25 septiembre, 2014

“Yo nací el 25 de setiembre de 1906, en San Ramón de Alajuela, Costa Rica, un lugar que tenía más de aldea que de ciudad”. Él mismo lo confirma en estas primeras líneas de su libro El espíritu del 48 . Así surgía una vida pujante, de la semilla que aportaron sus padres catalanes. José Figueres Ferrer nunca olvidó sus raíces de hijo de emigrantes. Pero amó a Costa Rica con el mayor de los amores, preocupado siempre por el mejor destino de su magna parens , dejando con su talento y su acción un legado de desarrollo económico y justicia social que, recogiendo veneros de su entorno, canalizó en caudales de progreso patrio.
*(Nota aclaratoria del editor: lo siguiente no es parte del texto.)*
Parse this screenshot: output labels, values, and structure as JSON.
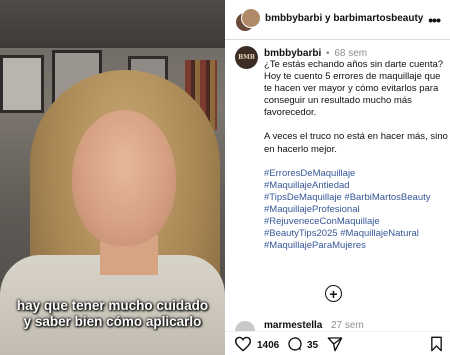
{
  "video": {
    "subtitle_line1": "hay que tener mucho cuidado",
    "subtitle_line2": "y saber bien cómo aplicarlo"
  },
  "header": {
    "title": "bmbbybarbi y barbimartosbeauty",
    "more_icon": "more-icon"
  },
  "post": {
    "logo_text": "BMB",
    "username": "bmbbybarbi",
    "time": "68 sem",
    "body": [
      "¿Te estás echando años sin darte cuenta?",
      "Hoy te cuento 5 errores de maquillaje que te hacen ver mayor y cómo evitarlos para conseguir un resultado mucho más favorecedor.",
      "A veces el truco no está en hacer más, sino en hacerlo mejor."
    ],
    "hashtags": [
      "#ErroresDeMaquillaje",
      "#MaquillajeAntiedad",
      "#TipsDeMaquillaje #BarbiMartosBeauty",
      "#MaquillajeProfesional",
      "#RejuveneceConMaquillaje",
      "#BeautyTips2025 #MaquillajeNatural",
      "#MaquillajeParaMujeres"
    ]
  },
  "comment": {
    "user": "marmestella",
    "time": "27 sem"
  },
  "actions": {
    "likes": "1406",
    "comments": "35"
  },
  "colors": {
    "link": "#385898",
    "text": "#111111",
    "muted": "#8e8e8e"
  }
}
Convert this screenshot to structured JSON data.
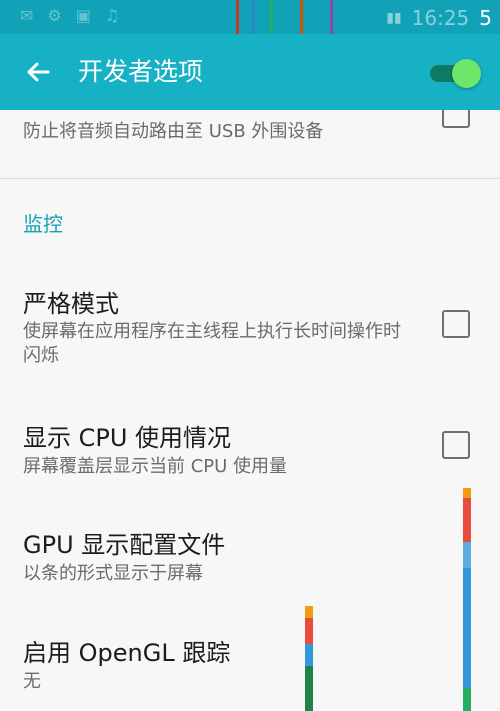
{
  "status_bar": {
    "time": "16:25",
    "signal_badge": "5"
  },
  "app_bar": {
    "back_icon": "arrow-left-icon",
    "title": "开发者选项",
    "master_toggle_on": true
  },
  "list": {
    "partial_item": {
      "subtitle": "防止将音频自动路由至 USB 外围设备",
      "checked": false
    },
    "section_header": "监控",
    "items": [
      {
        "title": "严格模式",
        "subtitle": "使屏幕在应用程序在主线程上执行长时间操作时闪烁",
        "checked": false,
        "has_checkbox": true
      },
      {
        "title": "显示 CPU 使用情况",
        "subtitle": "屏幕覆盖层显示当前 CPU 使用量",
        "checked": false,
        "has_checkbox": true
      },
      {
        "title": "GPU 显示配置文件",
        "subtitle": "以条的形式显示于屏幕",
        "has_checkbox": false
      },
      {
        "title": "启用 OpenGL 跟踪",
        "subtitle": "无",
        "has_checkbox": false
      }
    ]
  },
  "colors": {
    "status_bar": "#12a2b7",
    "app_bar": "#16b1c4",
    "accent": "#15a4b4",
    "toggle_thumb": "#6de66a",
    "toggle_track": "#0e7a63"
  }
}
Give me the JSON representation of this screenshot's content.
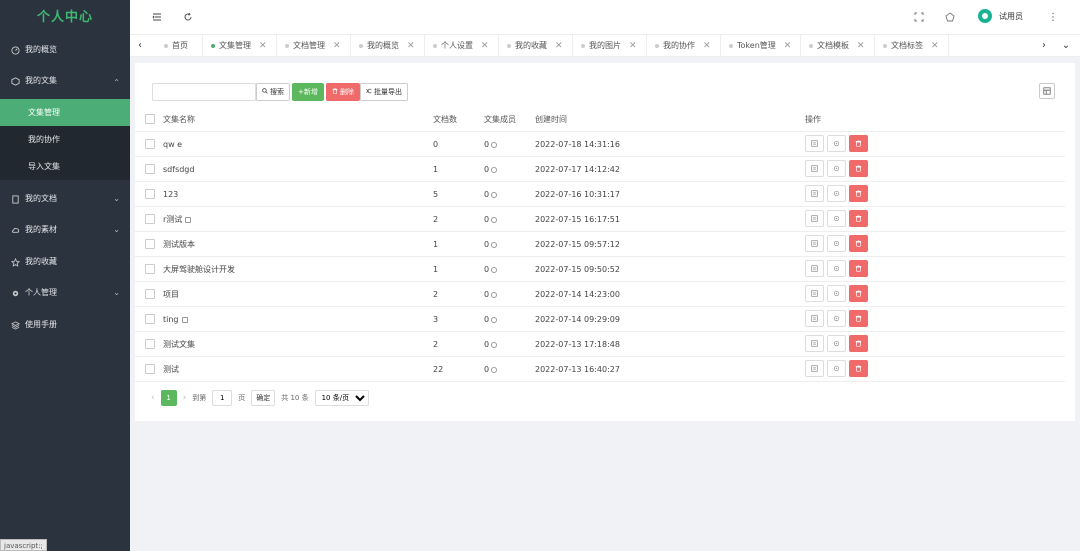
{
  "sidebar": {
    "title": "个人中心",
    "items": [
      {
        "label": "我的概览",
        "icon": "dashboard-icon"
      },
      {
        "label": "我的文集",
        "icon": "box-icon",
        "arrow": "^"
      },
      {
        "label": "我的文档",
        "icon": "doc-icon",
        "arrow": "v"
      },
      {
        "label": "我的素材",
        "icon": "cloud-icon",
        "arrow": "v"
      },
      {
        "label": "我的收藏",
        "icon": "star-icon"
      },
      {
        "label": "个人管理",
        "icon": "gear-icon",
        "arrow": "v"
      },
      {
        "label": "使用手册",
        "icon": "layers-icon"
      }
    ],
    "subitems": [
      "文集管理",
      "我的协作",
      "导入文集"
    ],
    "status_text": "javascript:;"
  },
  "topbar": {
    "user_name": "试用员"
  },
  "tabs": [
    "首页",
    "文集管理",
    "文档管理",
    "我的概览",
    "个人设置",
    "我的收藏",
    "我的图片",
    "我的协作",
    "Token管理",
    "文档模板",
    "文档标签"
  ],
  "toolbar": {
    "search_placeholder": "",
    "search_label": "搜索",
    "add_label": "+新增",
    "delete_label": "删除",
    "export_label": "批量导出"
  },
  "table": {
    "headers": [
      "文集名称",
      "文档数",
      "文集成员",
      "创建时间",
      "操作"
    ],
    "rows": [
      {
        "name": "qw e",
        "docs": "0",
        "members": "0",
        "created": "2022-07-18 14:31:16",
        "locked": false
      },
      {
        "name": "sdfsdgd",
        "docs": "1",
        "members": "0",
        "created": "2022-07-17 14:12:42",
        "locked": false
      },
      {
        "name": "123",
        "docs": "5",
        "members": "0",
        "created": "2022-07-16 10:31:17",
        "locked": false
      },
      {
        "name": "r测试",
        "docs": "2",
        "members": "0",
        "created": "2022-07-15 16:17:51",
        "locked": true
      },
      {
        "name": "测试版本",
        "docs": "1",
        "members": "0",
        "created": "2022-07-15 09:57:12",
        "locked": false
      },
      {
        "name": "大屏驾驶舱设计开发",
        "docs": "1",
        "members": "0",
        "created": "2022-07-15 09:50:52",
        "locked": false
      },
      {
        "name": "项目",
        "docs": "2",
        "members": "0",
        "created": "2022-07-14 14:23:00",
        "locked": false
      },
      {
        "name": "ting",
        "docs": "3",
        "members": "0",
        "created": "2022-07-14 09:29:09",
        "locked": true
      },
      {
        "name": "测试文集",
        "docs": "2",
        "members": "0",
        "created": "2022-07-13 17:18:48",
        "locked": false
      },
      {
        "name": "测试",
        "docs": "22",
        "members": "0",
        "created": "2022-07-13 16:40:27",
        "locked": false
      }
    ]
  },
  "pager": {
    "current_page": "1",
    "goto_label": "到第",
    "goto_value": "1",
    "page_unit": "页",
    "confirm_label": "确定",
    "total_label": "共 10 条",
    "page_size_label": "10 条/页"
  }
}
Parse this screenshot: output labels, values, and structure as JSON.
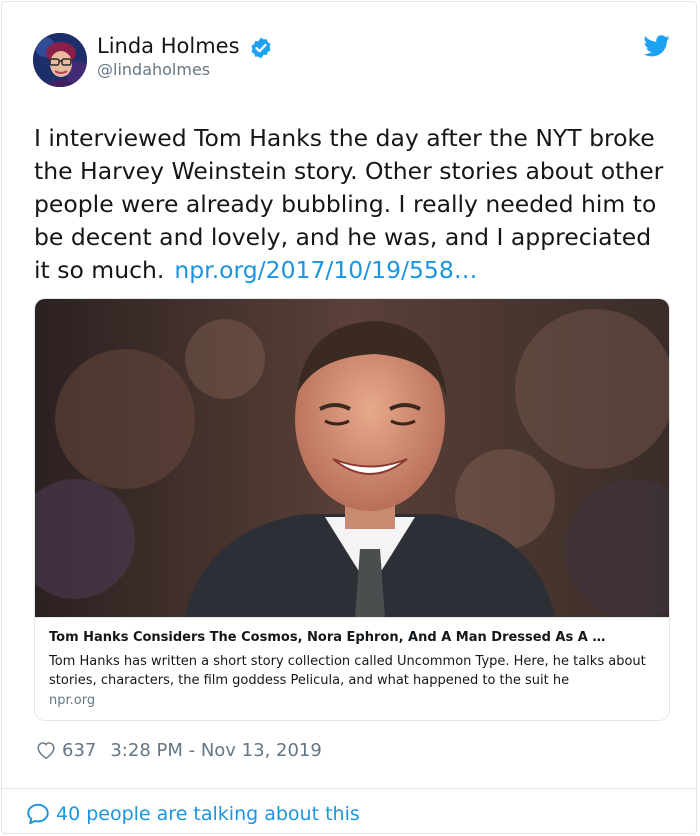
{
  "author": {
    "name": "Linda Holmes",
    "handle": "@lindaholmes",
    "verified": true
  },
  "tweet": {
    "text": "I interviewed Tom Hanks the day after the NYT broke the Harvey Weinstein story. Other stories about other people were already bubbling. I really needed him to be decent and lovely, and he was, and I appreciated it so much.",
    "link_text": "npr.org/2017/10/19/558…"
  },
  "card": {
    "title": "Tom Hanks Considers The Cosmos, Nora Ephron, And A Man Dressed As A …",
    "description": "Tom Hanks has written a short story collection called Uncommon Type. Here, he talks about stories, characters, the film goddess Pelicula, and what happened to the suit he",
    "domain": "npr.org"
  },
  "meta": {
    "likes": "637",
    "timestamp": "3:28 PM - Nov 13, 2019"
  },
  "footer": {
    "conversation": "40 people are talking about this"
  },
  "icons": {
    "brand": "twitter-bird-icon",
    "verified": "verified-badge-icon",
    "like": "heart-icon",
    "reply": "speech-bubble-icon"
  },
  "colors": {
    "link": "#1b95e0",
    "verified": "#1da1f2",
    "muted": "#657786",
    "border": "#e1e8ed"
  }
}
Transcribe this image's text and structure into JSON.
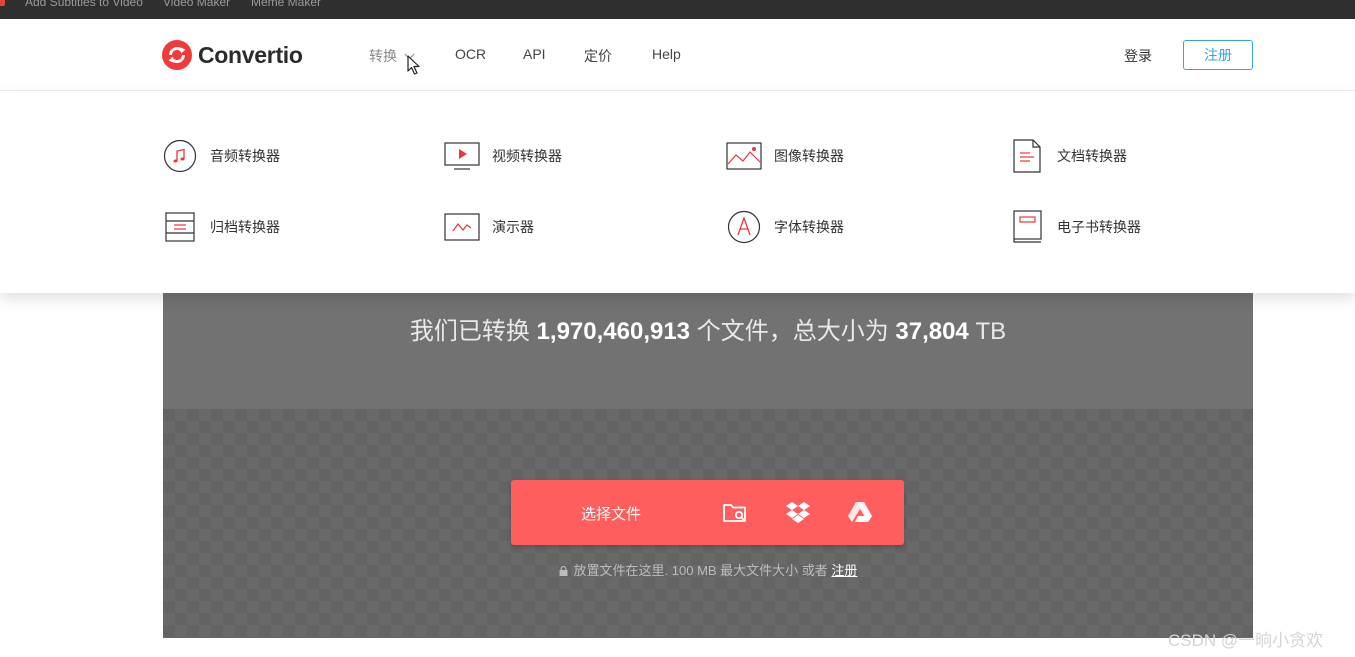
{
  "bookmarks": [
    "Add Subtitles to Video",
    "Video Maker",
    "Meme Maker"
  ],
  "header": {
    "logo_text": "Convertio",
    "nav": {
      "convert": "转换",
      "ocr": "OCR",
      "api": "API",
      "pricing": "定价",
      "help": "Help"
    },
    "login": "登录",
    "register": "注册"
  },
  "dropdown": {
    "items": [
      {
        "label": "音频转换器",
        "icon": "audio-icon"
      },
      {
        "label": "视频转换器",
        "icon": "video-icon"
      },
      {
        "label": "图像转换器",
        "icon": "image-icon"
      },
      {
        "label": "文档转换器",
        "icon": "document-icon"
      },
      {
        "label": "归档转换器",
        "icon": "archive-icon"
      },
      {
        "label": "演示器",
        "icon": "presentation-icon"
      },
      {
        "label": "字体转换器",
        "icon": "font-icon"
      },
      {
        "label": "电子书转换器",
        "icon": "ebook-icon"
      }
    ]
  },
  "stats": {
    "prefix": "我们已转换",
    "file_count": "1,970,460,913",
    "middle": "个文件，总大小为",
    "total_size": "37,804",
    "unit": "TB"
  },
  "upload": {
    "choose_label": "选择文件",
    "hint": "放置文件在这里. 100 MB 最大文件大小 或者",
    "hint_link": "注册"
  },
  "watermark": "CSDN @一晌小贪欢",
  "colors": {
    "brand_red": "#ff5e5e",
    "accent_blue": "#35a7d6",
    "hero_gray": "#727272",
    "upload_gray": "#636363"
  }
}
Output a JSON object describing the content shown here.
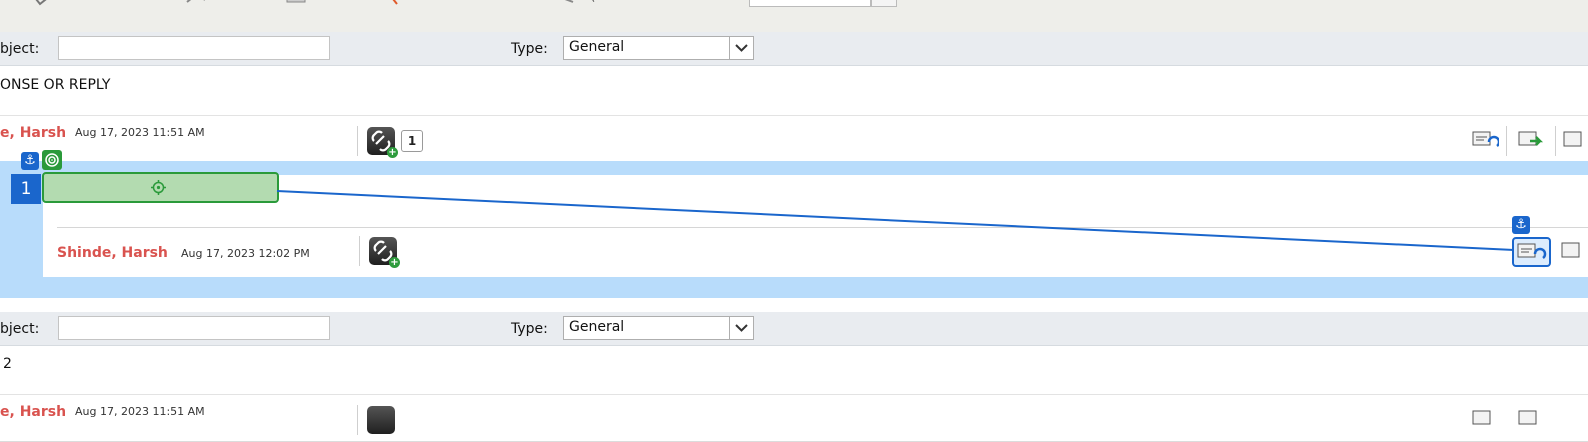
{
  "toolbar": {
    "icons": [
      "toolbar-tool-icon",
      "toolbar-tool-icon",
      "toolbar-tool-icon",
      "toolbar-tool-icon",
      "toolbar-tool-icon"
    ],
    "partial_text": "("
  },
  "composer_top": {
    "subject_label": "bject:",
    "subject_value": "",
    "type_label": "Type:",
    "type_value": "General"
  },
  "message1": {
    "body": "ONSE OR REPLY",
    "author": "e, Harsh",
    "date": "Aug 17, 2023 11:51 AM",
    "link_count": "1"
  },
  "reply": {
    "anchor_icon": "anchor-icon",
    "target_icon": "target-icon",
    "number": "1",
    "author": "Shinde, Harsh",
    "date": "Aug 17, 2023 12:02 PM"
  },
  "composer_bottom": {
    "subject_label": "bject:",
    "subject_value": "",
    "type_label": "Type:",
    "type_value": "General"
  },
  "message2": {
    "body": "2",
    "author": "e, Harsh",
    "date": "Aug 17, 2023 11:51 AM"
  },
  "colors": {
    "accent_blue": "#1a66cc",
    "author_red": "#d9534f",
    "success_green": "#2a9a3a",
    "reply_bg": "#b8dcfb"
  }
}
Hay hombres y mujeres que con sus acciones marcan hitos significativos en la sociedad en donde vivieron. Don Pepe fue uno de ellos, y para Costa Rica piedra sillar en la construcción de un país ornado con los más nobles blasones: democracia, justicia, lucha por el bien común y guerra contra la pobreza. Esta, la lucha contra la pobreza, fue el constante leitmotiv durante el recorrido vital de don Pepe. Él puso de moda la preocupación por los desposeídos y buscó a brazo partido los instrumentos que a ellos les garantizara la igualdad de oportunidades.

Quienes fuimos testigos de su ardua guerra contra la pobreza no podemos olvidar sus encuestas personales, en cada hogar de gente humilde, preguntando a la abuela, a la madre, al niño descalzo, sobre sus necesidades y anhelos y la cruda realidad del exiguo presupuesto familiar. Ni sus largas horas quitadas al descanso, ideando estrategias, comparando datos, buscando sustento para los posibles programas de ayuda.

Nos decía: “Es la madre en el hogar la que sabe de las perentorias necesidades y a ella debe de llegar la ayuda, mientras encuentran alternativas para que la familia salga de la pobreza, vía la educación y el trabajo”.

Se desvelaba ideando planes de nutrición para los niños de esos hogares pobres, “para que no vayan a la escuela con el estómago vacío y sufran las consecuencias de la desnutrición”. Y tantos sueños más. Aparte de aquellos que se cumplieron, sueños todos de grandeza para la Patria y del adecuado uso de sus riquezas.

Le recordamos hoy, como todos los días, y le rendimos el homenaje de nuestras humildes palabras, aunque esta evocación no abarque la grandeza de sus obras, que nadie podrá negar ni borrar del sabio libro de la Historia.